OCTAVO DÍA | Por Julián López Amozurrutia |

Hace diez años, el Papa Juan Pablo II tuvo su última vacación de verano en Les Combes, Valle d’Aosta. Mientras se encontraba ahí, expresó esta reflexión:

«En este remanso de paz, ante el maravilloso espectáculo de la naturaleza, se experimenta fácilmente cuán benéfico es el silencio, un bien hoy cada vez más raro. Las numerosas oportunidades de relación y de información que ofrece la sociedad moderna amenazan a veces con quitar espacio al recogimiento, impidiendo a las personas reflexionar y orar. En realidad, sólo en el silencio el hombre logra escuchar en lo más profundo de la conciencia la voz de Dios, que verdaderamente lo hace libre. Y las vacaciones pueden ayudar a redescubrir y a cultivar esta indispensable dimensión interior de la existencia humana» (Ángelus del 11 de julio de 2004).

Vacación, en su origen etimológico, significa estar libre, disponer de tiempo. Para algunas personas, se trata de un auténtico privilegio. Para otros, como muchos estudiantes, es parte normal de los ciclos anuales. Para los padres de familia, es el desafío de los hijos que quedan a la intemperie de los ritmos escolares seguros, ante lo cual se vuelve urgente buscar opciones, que van desde saturarlos de nuevo de actividades variadas hasta confiar sus mentes a la nodriza segura de la pantalla cinematográfica, televisiva o de la red.

Educar para el descanso es un curioso desafío. Romper la mecánica ruidosa para continuar el cultivo de nuestra humanidad. Aficiones, gustos, actividades pendientes, todo esto puede favorecer el reencuentro personal. Visitar amistades, fortalecer vínculos humanos, pasar tiempo con los seres queridos, son también opciones valiosas.

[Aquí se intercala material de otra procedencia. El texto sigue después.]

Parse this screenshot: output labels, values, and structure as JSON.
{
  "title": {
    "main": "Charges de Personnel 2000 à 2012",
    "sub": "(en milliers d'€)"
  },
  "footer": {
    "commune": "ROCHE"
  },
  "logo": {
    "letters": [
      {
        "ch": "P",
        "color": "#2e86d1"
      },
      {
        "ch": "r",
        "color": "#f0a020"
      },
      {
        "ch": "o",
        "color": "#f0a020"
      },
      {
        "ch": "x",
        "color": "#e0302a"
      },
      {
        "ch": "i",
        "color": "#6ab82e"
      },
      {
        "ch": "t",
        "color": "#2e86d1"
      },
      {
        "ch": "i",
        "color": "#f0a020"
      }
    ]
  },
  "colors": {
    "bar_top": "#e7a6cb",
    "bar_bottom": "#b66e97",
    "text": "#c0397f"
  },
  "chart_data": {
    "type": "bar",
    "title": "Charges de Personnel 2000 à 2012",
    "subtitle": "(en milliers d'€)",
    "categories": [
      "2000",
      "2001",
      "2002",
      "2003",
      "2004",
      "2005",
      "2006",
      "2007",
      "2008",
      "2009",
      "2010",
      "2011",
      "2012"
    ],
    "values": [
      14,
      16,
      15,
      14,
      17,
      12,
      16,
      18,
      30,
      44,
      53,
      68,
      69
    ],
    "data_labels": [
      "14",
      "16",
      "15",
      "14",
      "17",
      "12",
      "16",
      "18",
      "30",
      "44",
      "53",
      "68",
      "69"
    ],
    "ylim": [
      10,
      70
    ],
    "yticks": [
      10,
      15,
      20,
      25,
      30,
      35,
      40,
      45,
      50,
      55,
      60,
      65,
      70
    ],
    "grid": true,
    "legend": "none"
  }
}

Juan Pablo II hablaba del silencio. Hace unos días un arquitecto me confiaba la honda impresión que le causó entrar a una cámara de silencio que utilizaban para medir el impacto ambiental en ciertas construcciones. De pronto, escuchar el silencio despertaba sonidos cotidianos perdidos en el frenesí, como la propia respiración o el latido del corazón. Puede incluso resultar insoportable.

En su mejor versión, el silencio nos abre a la intimidad. Según el gran Papa santo, a la oportunidad de reflexionar y orar, que la desbordante información y la acelerada actividad del mundo contemporáneo tantas veces bloquean. Es la reconquista de la propia identidad, la sorpresa renovada del gusto de existir, el rescate de la sensibilidad fundamental.

Un descanso puramente secularizado puede olvidar que el cultivo de la propia condición humana pasa por la relación con el Creador. Es el sentido del descanso festivo, cuya enseñanza atraviesa las encíclicas sociales, desde la Rerum novarum. Ello incluía el reclamo de un justo descanso como parte de los derechos laborales, que aún hoy parecería necesario recordar. Porque hay muchos seres humanos a quienes simplemente se les niega -o ellos mismos se niegan- la posibilidad real de un descanso.

Entre quienes tienen la fortuna de descansar, se cuentan algunos vacacionistas que se saturan de nuevos ruidos. Suman impactos sensibles que los fatigan y les hurtan el acceso al corazón. Obedecen al ritmo del cansancio, que se vuelve estado permanente, sin ilusión, sin esperanza. Aceptan el aparente descanso como una fuga momentánea. Para retornar después a la maquinaria inhumana de la producción y la competencia. Les convendría mejorar la calidad de su aparente reposo.

En un pasaje evangélico conmovedor, Jesús lleva a sus discípulos a un lugar retirado, a descansar, después de que han llevado a cabo una fatigosa misión (Mc 6,30-32). La institución judía del sábado tiene como sentido precisamente el necesario compás de la vacación semanal, y el cristiano ha asumido esa misma dinámica el domingo. En períodos más amplios, las vacaciones pueden ser una auténtica bendición. Si se aprovechan.

Publicado en el blog Octavo Día, de El Universal (www. eluniversal.com.mx), el 18 de julio de 2014. Reproducido con autorización del autor: padre Julián López Amozorrutia.